Nice-Matin (Nice Littoral et Vallées)
La drôle d’histoire de la petite « rue du rocher »
Un enfant du quartier nous raconte comment cette rue a été nommée dans les années vingt, sur une boutade, d’après une caractéristique « rocheuse » des lieux... qui n’est pas anodine
C’était une rue sans nom. En tout cas sans nom connu. Et c’est une simple remarque, presque une boutade, qui lui a donné son appellation actuelle : rue du Rocher. C’était au milieu des années vingt. Dans ce qui était alors une auto-école, l’une des premières de Nice, à l’angle du boulevard Gambetta et de ladite rue. « Cette auto-école était tenue par mon grand-père, André Donnet, et par son beau-frère, Lucien Stretti, mon grand-oncle, raconte Lucien Nasarre, pour qui la rue du rocher fait partie d’un mythe familial. «Et le moniteur était… un autre de mes grands-oncles, Étienne Donnet, le plus jeune frère de mon grand-père. C’était une affaire de famille ! » Une affaire à laquelle sa mère, Henriette, alors âgée de 16 ans, prenait part activement : « Il y avait dans une vitrine, la reconstitution d’un moteur, en plâtre. Et tous les jours, elle faisait une démonstration, en expliquant son fonctionnement, le rôle de chaque pièce… Les gens croyaient qu’elle s’y connaissait très bien en mécanique… En fait elle avait juste une mémoire remarquable », se souvient Lucien Nasarre.

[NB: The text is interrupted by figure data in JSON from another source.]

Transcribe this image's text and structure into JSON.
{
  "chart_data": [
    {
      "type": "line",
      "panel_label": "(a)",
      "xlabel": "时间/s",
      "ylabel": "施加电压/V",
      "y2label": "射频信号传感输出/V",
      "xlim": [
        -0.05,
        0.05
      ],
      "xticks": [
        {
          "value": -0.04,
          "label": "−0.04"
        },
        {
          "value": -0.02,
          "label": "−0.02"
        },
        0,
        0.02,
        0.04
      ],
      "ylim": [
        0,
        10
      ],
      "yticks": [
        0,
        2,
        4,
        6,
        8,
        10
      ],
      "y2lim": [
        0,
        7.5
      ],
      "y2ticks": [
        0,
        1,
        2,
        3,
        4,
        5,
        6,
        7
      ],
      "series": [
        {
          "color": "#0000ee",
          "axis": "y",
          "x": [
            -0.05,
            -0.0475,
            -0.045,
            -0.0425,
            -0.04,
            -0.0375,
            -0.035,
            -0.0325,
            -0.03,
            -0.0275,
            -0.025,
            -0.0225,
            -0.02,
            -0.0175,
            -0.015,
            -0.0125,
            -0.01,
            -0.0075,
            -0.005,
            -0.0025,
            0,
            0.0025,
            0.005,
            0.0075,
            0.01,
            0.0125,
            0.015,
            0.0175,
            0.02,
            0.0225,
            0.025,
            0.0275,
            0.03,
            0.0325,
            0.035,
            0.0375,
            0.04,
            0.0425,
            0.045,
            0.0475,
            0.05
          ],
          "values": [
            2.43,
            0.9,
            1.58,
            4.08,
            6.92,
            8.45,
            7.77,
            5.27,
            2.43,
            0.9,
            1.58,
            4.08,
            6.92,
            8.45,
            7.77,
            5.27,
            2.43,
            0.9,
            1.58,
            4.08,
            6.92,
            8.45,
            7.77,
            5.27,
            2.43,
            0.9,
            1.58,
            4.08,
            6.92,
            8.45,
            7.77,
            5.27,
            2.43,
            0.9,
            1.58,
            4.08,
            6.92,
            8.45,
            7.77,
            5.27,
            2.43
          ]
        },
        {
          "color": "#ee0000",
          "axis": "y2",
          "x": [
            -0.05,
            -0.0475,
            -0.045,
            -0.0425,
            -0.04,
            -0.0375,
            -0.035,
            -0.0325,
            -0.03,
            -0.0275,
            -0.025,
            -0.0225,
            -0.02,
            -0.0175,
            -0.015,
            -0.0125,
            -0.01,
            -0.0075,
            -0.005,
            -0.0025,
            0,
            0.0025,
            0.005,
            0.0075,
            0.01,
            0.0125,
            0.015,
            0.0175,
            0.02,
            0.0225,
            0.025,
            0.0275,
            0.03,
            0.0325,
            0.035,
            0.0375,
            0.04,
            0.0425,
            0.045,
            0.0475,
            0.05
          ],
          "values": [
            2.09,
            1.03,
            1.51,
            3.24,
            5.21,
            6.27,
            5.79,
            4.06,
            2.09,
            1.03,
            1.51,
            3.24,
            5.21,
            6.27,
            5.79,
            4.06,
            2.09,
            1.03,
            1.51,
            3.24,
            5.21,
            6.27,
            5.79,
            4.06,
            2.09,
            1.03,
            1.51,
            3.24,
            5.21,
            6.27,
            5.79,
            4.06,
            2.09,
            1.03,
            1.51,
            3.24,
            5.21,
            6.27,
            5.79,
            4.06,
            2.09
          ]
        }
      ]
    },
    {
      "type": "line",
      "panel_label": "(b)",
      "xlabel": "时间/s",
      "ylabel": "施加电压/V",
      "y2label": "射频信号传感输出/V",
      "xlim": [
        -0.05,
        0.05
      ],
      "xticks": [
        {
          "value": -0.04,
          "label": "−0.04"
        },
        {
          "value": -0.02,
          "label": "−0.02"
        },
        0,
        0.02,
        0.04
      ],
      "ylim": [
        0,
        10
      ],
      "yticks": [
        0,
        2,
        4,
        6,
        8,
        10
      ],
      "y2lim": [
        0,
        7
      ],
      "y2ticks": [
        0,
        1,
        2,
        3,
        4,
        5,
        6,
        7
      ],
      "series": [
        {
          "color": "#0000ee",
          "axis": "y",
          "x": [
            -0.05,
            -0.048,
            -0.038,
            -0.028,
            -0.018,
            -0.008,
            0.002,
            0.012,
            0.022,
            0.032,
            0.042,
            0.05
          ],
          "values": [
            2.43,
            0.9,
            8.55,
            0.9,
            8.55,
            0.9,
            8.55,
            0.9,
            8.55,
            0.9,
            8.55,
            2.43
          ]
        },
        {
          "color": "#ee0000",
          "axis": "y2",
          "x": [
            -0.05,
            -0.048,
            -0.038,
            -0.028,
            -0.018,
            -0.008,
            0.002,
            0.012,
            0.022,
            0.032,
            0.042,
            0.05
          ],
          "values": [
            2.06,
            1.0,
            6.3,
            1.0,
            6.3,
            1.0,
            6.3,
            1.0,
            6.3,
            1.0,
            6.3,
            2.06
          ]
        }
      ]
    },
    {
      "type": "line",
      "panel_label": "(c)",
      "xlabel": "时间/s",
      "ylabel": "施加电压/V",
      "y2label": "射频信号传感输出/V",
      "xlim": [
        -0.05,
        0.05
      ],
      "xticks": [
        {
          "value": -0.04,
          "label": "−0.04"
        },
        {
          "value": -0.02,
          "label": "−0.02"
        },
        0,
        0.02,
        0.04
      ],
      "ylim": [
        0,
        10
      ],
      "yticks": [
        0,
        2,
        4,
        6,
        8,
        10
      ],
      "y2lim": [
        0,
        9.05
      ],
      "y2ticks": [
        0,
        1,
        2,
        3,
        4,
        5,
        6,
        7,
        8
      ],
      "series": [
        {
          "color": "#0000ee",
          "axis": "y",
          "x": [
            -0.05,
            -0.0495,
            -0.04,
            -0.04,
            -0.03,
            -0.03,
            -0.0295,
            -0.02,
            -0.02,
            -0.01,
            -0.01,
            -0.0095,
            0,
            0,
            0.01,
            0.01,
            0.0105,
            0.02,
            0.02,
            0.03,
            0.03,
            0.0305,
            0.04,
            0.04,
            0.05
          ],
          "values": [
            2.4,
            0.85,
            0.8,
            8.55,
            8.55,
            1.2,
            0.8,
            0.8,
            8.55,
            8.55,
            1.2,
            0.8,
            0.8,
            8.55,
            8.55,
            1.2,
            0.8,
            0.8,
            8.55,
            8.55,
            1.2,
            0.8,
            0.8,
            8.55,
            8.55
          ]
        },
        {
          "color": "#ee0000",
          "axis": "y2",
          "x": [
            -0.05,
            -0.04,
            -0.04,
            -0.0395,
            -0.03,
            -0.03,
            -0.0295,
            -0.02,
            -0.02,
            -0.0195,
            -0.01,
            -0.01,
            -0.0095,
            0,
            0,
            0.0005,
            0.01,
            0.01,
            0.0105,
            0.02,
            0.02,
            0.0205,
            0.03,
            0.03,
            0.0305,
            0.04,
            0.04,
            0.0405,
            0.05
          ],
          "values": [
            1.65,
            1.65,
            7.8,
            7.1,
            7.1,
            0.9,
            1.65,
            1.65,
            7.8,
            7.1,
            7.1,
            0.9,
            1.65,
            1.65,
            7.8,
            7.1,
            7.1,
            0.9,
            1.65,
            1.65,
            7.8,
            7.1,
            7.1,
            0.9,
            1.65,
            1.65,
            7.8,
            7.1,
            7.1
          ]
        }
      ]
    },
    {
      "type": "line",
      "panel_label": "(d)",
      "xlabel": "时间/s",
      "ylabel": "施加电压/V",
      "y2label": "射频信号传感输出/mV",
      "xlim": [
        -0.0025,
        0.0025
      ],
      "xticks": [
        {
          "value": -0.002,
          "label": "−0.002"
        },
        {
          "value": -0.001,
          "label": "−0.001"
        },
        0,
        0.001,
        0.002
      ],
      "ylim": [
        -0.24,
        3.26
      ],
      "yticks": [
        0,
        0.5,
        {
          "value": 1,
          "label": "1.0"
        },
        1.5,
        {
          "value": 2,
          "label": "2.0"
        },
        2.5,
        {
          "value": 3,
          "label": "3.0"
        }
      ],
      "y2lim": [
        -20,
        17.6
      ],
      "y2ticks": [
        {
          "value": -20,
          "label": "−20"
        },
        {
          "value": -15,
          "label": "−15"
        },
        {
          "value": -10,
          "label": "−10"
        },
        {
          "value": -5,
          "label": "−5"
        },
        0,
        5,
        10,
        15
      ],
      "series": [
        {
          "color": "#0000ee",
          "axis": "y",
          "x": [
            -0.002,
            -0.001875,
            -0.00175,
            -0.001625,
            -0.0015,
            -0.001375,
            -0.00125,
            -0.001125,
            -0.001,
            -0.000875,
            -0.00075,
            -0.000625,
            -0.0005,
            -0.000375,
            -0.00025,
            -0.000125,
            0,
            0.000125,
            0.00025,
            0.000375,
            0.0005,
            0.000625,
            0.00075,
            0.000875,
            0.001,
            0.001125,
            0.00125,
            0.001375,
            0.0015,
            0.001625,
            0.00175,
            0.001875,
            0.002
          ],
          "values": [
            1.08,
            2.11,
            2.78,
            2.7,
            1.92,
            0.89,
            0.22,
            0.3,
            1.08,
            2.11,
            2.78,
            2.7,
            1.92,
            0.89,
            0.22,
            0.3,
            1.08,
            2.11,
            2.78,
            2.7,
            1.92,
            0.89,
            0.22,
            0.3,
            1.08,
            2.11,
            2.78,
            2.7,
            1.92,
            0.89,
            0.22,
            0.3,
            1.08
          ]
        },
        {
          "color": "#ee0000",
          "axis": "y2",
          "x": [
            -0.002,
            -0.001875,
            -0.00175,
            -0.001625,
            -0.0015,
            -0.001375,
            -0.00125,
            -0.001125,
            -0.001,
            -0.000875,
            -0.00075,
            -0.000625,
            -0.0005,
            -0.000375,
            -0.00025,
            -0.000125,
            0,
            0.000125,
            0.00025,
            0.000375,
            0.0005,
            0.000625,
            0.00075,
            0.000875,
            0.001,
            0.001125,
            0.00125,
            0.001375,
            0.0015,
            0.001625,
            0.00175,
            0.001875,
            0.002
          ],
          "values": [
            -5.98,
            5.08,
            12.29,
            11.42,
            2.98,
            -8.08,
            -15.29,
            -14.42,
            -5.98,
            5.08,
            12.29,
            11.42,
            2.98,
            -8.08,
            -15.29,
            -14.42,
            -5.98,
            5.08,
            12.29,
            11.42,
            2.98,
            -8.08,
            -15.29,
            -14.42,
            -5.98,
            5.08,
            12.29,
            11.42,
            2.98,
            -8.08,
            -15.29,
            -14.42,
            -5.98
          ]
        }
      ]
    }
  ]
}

Une vieille (fausse) pierre
C’est dans cette ambiance qu’un jour, en 1924 ou 1925, des agents du cadastre de la Ville débarquent. Pour un recensement des rues de Nice. « Selon eux, conte Lucien Nasarre, cette impasse n’avait pas de nom… Je ne sais plus si c’est mon grand-père ou mon grand-oncle qui a dit : “Il y a un rocher au fond de la rue. Vous n’avez qu’à l’appeler rue du rocher ! ” Et quelque temps après, la rue a été nommée ainsi ! » En fait, selon certains, cette rue s’est appelée dans le temps rue de Jussieu. Mais la trace de ce nom s’était perdue. Quant au rocher, il a une histoire : il est un vestige de l’exposition internationale de Nice, qui a eu lieu de décembre 1883 à mai 1884 sur la colline du Piol. Et, révélation, il serait… factice ! Car il est un reste du soubassement en fausses pierres d’une cascade, qui avait été créée pour l’occasion contre la colline, avec une chute de plus de 20 mètres de hauteur. Dont l’eau était recueillie dans des bassins circulaires garnis de plantes aquatiques. Au-dessus, un vaste « palais de l’Exposition », structure éphémère de plâtre et de bois, richement et éclectiquement décoré, avait été construit, sur le plateau. Et était entouré de pavillons. De ce grand événement, il ne reste que peu de vestiges… dont ce faux rocher. Qui, entre grande Histoire et histoire de famille, a fini par donner son nom à la rue.